Lawsuit alleges Google gave preferential treatment to its own ad tech products, which resulted in reduced display ad revenues for publishers.
A new lawsuit alleges that Google abused its dominance in display advertising since 2014 and seeks £3.4 billion ($4.2 billion) in damages for all UK publishers.
The bigger picture. Google is facing similar scrutiny in the U.S. The Department of Justice and eight states sued Google in an effort to dismantle its ads division. Google had hoped to avoid that by offering to restructure its ad tech business. And due to EU scrutiny, Google offered to show ad rivals on YouTube.
Why we care. The outcomes of ongoing lawsuits and antitrust investigations could eventually result in meaningful changes for online advertisers, impacting publishers (ad revenue) and advertisers (reach). So we will continue to watch as these developments unfold.
The lawsuit. It was filed by journalist Charles Arthur, a former technology editor for UK news publisher The Guardian on behalf of all UK publishers of websites and apps in the UK’s Competition Appeal Tribunal (CAT). At issue:
Charles claims that Google has breached competition law by abusing its dominant position in online advertising through Google, for example, giving preferential treatment to its own ad tech products (e.g. Google Ad Manager). As a result, market-wide prices for all ad tech services were increased and businesses and individuals who sold ad impressions on websites and apps using these services received less compensation than they would have absent Google’s breaches of competition law.
– FAQ, Google Ad Claim.
Google’s response. The company called the lawsuit “speculative and opportunistic,” adding that “those of our many adtech competitors, help millions of websites and apps fund their content, and enable businesses of all sizes to effectively reach new customers,” the BBC reported.
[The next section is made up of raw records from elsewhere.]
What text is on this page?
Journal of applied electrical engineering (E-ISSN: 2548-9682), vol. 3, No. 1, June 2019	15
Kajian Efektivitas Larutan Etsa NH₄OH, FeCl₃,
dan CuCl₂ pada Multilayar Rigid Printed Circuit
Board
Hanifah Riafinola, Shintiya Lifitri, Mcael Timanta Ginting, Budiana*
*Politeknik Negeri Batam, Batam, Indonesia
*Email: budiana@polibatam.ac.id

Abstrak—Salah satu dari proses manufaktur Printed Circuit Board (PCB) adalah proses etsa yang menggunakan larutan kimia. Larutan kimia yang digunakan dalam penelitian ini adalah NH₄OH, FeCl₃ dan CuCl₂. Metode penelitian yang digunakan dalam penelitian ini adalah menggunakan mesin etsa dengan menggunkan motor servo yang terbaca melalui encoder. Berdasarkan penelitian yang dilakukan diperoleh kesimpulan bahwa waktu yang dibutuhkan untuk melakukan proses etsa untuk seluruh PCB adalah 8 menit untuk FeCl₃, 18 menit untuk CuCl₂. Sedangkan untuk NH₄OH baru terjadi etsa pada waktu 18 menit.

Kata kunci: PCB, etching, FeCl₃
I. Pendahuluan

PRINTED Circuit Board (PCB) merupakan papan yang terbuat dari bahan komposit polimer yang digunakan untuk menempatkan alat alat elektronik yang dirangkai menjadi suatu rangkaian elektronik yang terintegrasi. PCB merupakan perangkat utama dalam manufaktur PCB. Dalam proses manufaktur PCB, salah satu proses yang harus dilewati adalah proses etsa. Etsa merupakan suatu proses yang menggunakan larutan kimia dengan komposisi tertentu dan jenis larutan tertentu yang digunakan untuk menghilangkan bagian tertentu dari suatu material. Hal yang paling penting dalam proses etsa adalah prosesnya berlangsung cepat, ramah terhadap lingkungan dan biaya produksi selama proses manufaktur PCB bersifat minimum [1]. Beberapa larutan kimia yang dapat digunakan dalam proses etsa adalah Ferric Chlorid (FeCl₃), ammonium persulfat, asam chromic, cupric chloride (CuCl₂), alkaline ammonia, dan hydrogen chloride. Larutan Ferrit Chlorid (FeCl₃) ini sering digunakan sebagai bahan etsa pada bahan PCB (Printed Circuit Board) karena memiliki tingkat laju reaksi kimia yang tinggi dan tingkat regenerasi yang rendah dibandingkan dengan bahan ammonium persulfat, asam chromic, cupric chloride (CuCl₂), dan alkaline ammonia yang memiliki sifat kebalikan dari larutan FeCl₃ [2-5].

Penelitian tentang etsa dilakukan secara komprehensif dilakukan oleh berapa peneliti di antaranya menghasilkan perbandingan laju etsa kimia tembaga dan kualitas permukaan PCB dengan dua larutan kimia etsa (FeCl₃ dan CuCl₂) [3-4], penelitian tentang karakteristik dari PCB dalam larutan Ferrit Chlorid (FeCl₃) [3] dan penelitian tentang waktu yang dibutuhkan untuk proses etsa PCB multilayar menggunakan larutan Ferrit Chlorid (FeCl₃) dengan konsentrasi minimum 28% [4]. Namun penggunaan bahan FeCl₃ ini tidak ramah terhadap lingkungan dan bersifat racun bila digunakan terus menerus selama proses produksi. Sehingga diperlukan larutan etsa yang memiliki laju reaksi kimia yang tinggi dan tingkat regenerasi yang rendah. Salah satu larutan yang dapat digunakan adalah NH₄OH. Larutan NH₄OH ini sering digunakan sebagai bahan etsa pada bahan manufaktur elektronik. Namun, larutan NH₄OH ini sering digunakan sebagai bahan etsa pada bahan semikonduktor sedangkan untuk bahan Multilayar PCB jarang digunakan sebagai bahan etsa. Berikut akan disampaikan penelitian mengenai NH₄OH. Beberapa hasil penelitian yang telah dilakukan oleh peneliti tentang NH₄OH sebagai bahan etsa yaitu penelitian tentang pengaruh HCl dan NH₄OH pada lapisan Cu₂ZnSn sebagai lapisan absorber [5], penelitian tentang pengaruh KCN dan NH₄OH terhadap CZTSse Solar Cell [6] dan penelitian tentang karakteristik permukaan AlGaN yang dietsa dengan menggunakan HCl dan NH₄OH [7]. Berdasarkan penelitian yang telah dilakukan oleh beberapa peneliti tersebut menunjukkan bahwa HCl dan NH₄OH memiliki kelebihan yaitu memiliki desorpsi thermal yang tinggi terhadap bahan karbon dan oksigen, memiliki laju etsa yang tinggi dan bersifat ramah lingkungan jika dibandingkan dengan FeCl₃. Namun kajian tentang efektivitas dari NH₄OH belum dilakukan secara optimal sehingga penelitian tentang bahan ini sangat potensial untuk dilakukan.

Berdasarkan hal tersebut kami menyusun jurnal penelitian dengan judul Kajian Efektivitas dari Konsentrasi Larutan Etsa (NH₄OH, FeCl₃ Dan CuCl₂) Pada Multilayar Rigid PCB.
The second such lawsuit. Ofcom director Claudio Pollack filed a similar lawsuit, seeking up to £13.6bn in damages, in November 2022.
Opt-out. Because both of these lawsuits are collective claims (the equivalent of a U.S. class action lawsuit), “both legal claims ask the court – the Competition Appeal Tribunal – to certify their claims as “opt-out”, meaning every relevant publisher would be automatically included in the case unless they choose otherwise,” according to the BBC.